Keeping him, though, would have some financial ramifications. He is under contract for one more season, but the Jets would also now have to exercise his fifth-year option for 2022 this spring, at a fully guaranteed cost of about $23 million, otherwise he’d be a free agent at the end of next year. That would at least buy them some time before they make the enormous decision about whether to give him the kind of mega-extension that franchise quarterbacks get.
That’s not ideal, since there’s value in restarting the financial clock with a rookie quarterback. But they’d be OK with that if Darnold proves he’s the guy they always thought he’d be.
And in this scenario, they’d also get Darnold what he needs most – a No. 1 receiver. They could use the second pick on Ja’Marr Chase, the next great receiver out of LSU, who had a ridiculous 84 catches for 1,780 yards and 20 touchdowns a year ago before choosing to opt out of the 2020 season. Put the 6-foot, 208-pounder on the field with Denzel Mims, and maybe keep Jamison Crowder in the slot and they’ve got the makings of a dynamic offense.
They could also then concentrate their free agent money at another position of need.
By the way, they could do this and pass on a weapon and use the No. 2 pick on Oregon tackle Penei Sewell, a 6-6, 330-pounder considered the best lineman in the draft. Put him on the other end of Mekhi Becton, and Darnold will be well protected for the remainder of his Jets career.
Keep Sam Darnold, trade the No. 2 pick
There are other quarterbacks in this draft besides Lawrence, and several other teams who desperately need one – either right now, or for the future. And most of them are picking outside the top 10.
And when teams are desperate to move up for a quarterback, the price of a trade tends to get extremely high.
That’s a good news/bad news scenario for the Jets if they’re looking to trade the pick. The good news is they can get a huge ransom. For example, Cleveland got a first, second, third and a fourth from Philadelphia to swap spots in the 2016 draft when the Eagles moved up from 8th to 2nd to draft Carson Wentz.

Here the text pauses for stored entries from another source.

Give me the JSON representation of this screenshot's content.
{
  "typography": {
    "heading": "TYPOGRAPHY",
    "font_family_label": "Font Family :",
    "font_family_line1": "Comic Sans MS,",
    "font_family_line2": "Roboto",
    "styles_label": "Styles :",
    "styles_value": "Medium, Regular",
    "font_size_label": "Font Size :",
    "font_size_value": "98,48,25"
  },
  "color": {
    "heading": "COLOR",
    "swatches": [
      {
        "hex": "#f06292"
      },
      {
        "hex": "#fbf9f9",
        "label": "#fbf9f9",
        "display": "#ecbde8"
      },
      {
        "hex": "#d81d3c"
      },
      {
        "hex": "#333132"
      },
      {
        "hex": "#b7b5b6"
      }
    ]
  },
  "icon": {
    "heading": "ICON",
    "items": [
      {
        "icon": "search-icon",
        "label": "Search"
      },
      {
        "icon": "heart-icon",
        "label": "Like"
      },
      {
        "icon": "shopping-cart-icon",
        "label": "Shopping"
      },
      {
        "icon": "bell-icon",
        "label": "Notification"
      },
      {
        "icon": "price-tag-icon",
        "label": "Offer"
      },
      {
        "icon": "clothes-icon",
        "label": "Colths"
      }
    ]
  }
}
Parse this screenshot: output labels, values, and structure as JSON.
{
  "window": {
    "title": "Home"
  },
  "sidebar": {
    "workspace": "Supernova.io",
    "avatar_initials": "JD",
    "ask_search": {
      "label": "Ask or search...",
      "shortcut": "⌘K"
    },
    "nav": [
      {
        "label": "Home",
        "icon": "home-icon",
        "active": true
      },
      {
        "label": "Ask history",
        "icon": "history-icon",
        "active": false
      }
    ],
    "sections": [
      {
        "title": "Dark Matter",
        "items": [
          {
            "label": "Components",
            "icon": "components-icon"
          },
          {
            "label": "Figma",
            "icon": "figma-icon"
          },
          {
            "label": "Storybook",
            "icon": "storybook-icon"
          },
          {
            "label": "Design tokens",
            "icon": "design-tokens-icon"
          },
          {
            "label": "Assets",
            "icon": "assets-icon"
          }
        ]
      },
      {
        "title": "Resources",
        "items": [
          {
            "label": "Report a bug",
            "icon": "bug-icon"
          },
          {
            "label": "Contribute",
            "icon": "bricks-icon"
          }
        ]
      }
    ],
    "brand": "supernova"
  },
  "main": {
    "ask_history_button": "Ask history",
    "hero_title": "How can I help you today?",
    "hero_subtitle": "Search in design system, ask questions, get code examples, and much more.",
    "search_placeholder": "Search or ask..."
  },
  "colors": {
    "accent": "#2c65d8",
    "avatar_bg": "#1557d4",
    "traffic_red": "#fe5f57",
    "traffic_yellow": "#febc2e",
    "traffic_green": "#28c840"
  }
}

That could be huge for a rebuilding team. But the bad news is Douglas might not want to drop too far in the draft, and there aren’t a lot of teams projected to pick in the top 10 that desperately need a quarterback. And because of that, and the fact that there could be four top 10-worthy quarterbacks available, teams might not be willing to pay to jump all the way to No. 2.
Still, if they can find a willing partner, it could be enticing for a team that is already loaded up on high picks in the next two drafts. Douglas has two first-round picks in each of the next two drafts, and nine picks in the first two rounds of those drafts overall. Adding more could really set the Jets up with good, young talent for years.
They could still take a quarterback at No. 2
Even if they like Darnold, there are good, financial reasons to let him go. His cost will jump to $20 million-plus in 2022, and that could double if they extend his contract by 2023. A rookie quarterback, on the other hand, would be on the books for just a fraction of that through 2024.
And while there is no Lawrence, there are others who scouts think will go in the top 15, possibly even in the top 10.
Ohio State’s Justin Fields is generally considered the second-best of the bunch, and a likely choice for someone at No. 2, even though he’s said to be several notches below Lawrence on the prospect scale. Zach Wilson has had a big season at BYU, and might enter the second pick conversation.
There’s also North Dakota State’s Trey Lance, though his situation is complicated by the fact that he plays at a small school that only played one game in a pandemic-shortened season. Scouts think he’ll need time to develop, which makes him too risky for the Jets.
But if Douglas likes Fields or Wilson, they’d make sense, too. He’d still have a second first-round pick this year to add a weapon for his young quarterback, and he’d have even more free agent money available in future years to fill key holes when the Jets are theoretically ready to contend.